I'm sure this has a very "duh" answer, but it never occurred to me before and now it's really bothering me. Add it to the long list of things I never questioned about math until I started teaching it.

Consider the piece-wise function {x^2 if x<0; x^2 + 1 if x>=0}. The function is discontinuous at x=0, therefore the derivative does not exist. But the derivative is a limit, and a limit will exist as long as the right and left hand sides are equal. For this function, the left hand derivative is equal to the right hand derivative since both are zero, so doesn't this mean the limit and therefore the derivative exists? I'm trying to think of an argument based on real analysis, but it's been about 15 years since I took the class and I'm a little rusty. I need an explanation I can give to high school students.

## Simple calculus question that is bugging me -answered,thanks

### Simple calculus question that is bugging me -answered,thanks

Last edited by boo78 on Tue Oct 22, 2013 4:09 pm, edited 1 time in total.

### Re: Simple calculus question that is bugging me

Just look at the definition of the derivative.

$$f^\prime(x)=\lim_{h \rightarrow 0} \frac{f(x+h) - f(x)}{h}.$$

$$\lim_{h \rightarrow 0^+} \frac{f(h) - f(0)}{h} = \lim_{h \rightarrow 0^+}\frac{h^2+1 - 1}{h} = \lim_{h \rightarrow 0^+}h = 0,$$

but

$$\lim_{h \rightarrow 0^-} \frac{f(h) - f(0)}{h} = \lim_{h \rightarrow 0^-} \frac{h^2 - 1}{h} = \lim_{h \rightarrow 0^-} h - \frac{1}{h} = \lim_{h \rightarrow 0^-} - \frac{1}{h} = +\infty,$$

so the derivative does not exist at $$x=0$$.

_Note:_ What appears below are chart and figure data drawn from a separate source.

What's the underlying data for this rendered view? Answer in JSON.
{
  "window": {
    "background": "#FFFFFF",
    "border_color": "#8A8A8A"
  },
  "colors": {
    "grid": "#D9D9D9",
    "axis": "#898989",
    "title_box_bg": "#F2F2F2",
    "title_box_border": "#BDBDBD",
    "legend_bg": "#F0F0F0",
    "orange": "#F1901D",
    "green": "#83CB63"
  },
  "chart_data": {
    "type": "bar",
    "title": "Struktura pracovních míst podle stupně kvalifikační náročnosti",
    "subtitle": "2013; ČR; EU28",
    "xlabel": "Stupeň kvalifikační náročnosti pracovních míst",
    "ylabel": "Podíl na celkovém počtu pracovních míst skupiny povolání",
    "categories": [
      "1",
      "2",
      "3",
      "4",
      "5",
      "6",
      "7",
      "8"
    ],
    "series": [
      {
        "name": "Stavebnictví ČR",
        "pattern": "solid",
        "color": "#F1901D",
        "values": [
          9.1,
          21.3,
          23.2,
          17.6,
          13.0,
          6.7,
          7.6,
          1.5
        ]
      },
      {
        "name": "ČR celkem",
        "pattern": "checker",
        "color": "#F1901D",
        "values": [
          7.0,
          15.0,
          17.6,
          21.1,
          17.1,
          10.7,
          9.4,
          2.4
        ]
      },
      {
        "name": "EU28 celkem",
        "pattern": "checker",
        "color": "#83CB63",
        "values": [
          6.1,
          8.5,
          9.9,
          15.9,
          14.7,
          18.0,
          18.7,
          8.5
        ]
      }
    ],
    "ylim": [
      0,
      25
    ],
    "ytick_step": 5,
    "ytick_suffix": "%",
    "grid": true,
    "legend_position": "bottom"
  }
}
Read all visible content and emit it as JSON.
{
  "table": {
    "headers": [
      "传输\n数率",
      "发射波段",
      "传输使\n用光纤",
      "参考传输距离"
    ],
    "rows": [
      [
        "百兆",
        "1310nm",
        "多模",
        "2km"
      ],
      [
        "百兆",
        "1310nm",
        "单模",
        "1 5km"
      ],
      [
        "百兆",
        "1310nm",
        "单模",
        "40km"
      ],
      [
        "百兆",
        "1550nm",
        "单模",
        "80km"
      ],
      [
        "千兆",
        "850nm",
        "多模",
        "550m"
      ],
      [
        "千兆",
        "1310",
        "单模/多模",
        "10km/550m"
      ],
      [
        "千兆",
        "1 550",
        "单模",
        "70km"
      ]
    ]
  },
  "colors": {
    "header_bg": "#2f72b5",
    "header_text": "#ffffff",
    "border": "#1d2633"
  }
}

$$f^\prime(x)=\lim_{h \rightarrow 0} \frac{f(x+h) - f(x)}{h}.$$

$$\lim_{h \rightarrow 0^+} \frac{f(h) - f(0)}{h} = \lim_{h \rightarrow 0^+}\frac{h^2+1 - 1}{h} = \lim_{h \rightarrow 0^+}h = 0,$$

but

$$\lim_{h \rightarrow 0^-} \frac{f(h) - f(0)}{h} = \lim_{h \rightarrow 0^-} \frac{h^2 - 1}{h} = \lim_{h \rightarrow 0^-} h - \frac{1}{h} = \lim_{h \rightarrow 0^-} - \frac{1}{h} = +\infty,$$

so the derivative does not exist at $$x=0$$.

### Re: Simple calculus question that is bugging me

Yeah, I was thinking it over just now on my way home and that came to me. I was thinking in terms of finding the derivative function, not the derivative at a specific point. I knew it didn't exist, but it's like those funky "find what's wrong with this" arguments, like pi=4. Like I said, it was a "duh", and it always seems with those that the answer occurs to me right after I ask. I think my brain is still a bit fried after the test Saturday.

### Re: Simple calculus question that is bugging me

For function have derivative at a point, it is necessary that the function must be continuous at that point. Your function is obviously not continuous at 0. So, it can't have a derivative at that point.

### Re: Simple calculus question that is bugging me -answered,thanks

Yeah, I knew it didn't exist. I was just having a brain-fart. What got me tripped up was that just because the limit of a limit exists doesn't mean the limit itself exists, if that makes any sense to anyone other than me. For those of you about to become TAs, a cautionary note: Nothing will make you feel like more of an idiot than trying to teach something you think you know really well. 6 years of teaching has taught me that lesson well.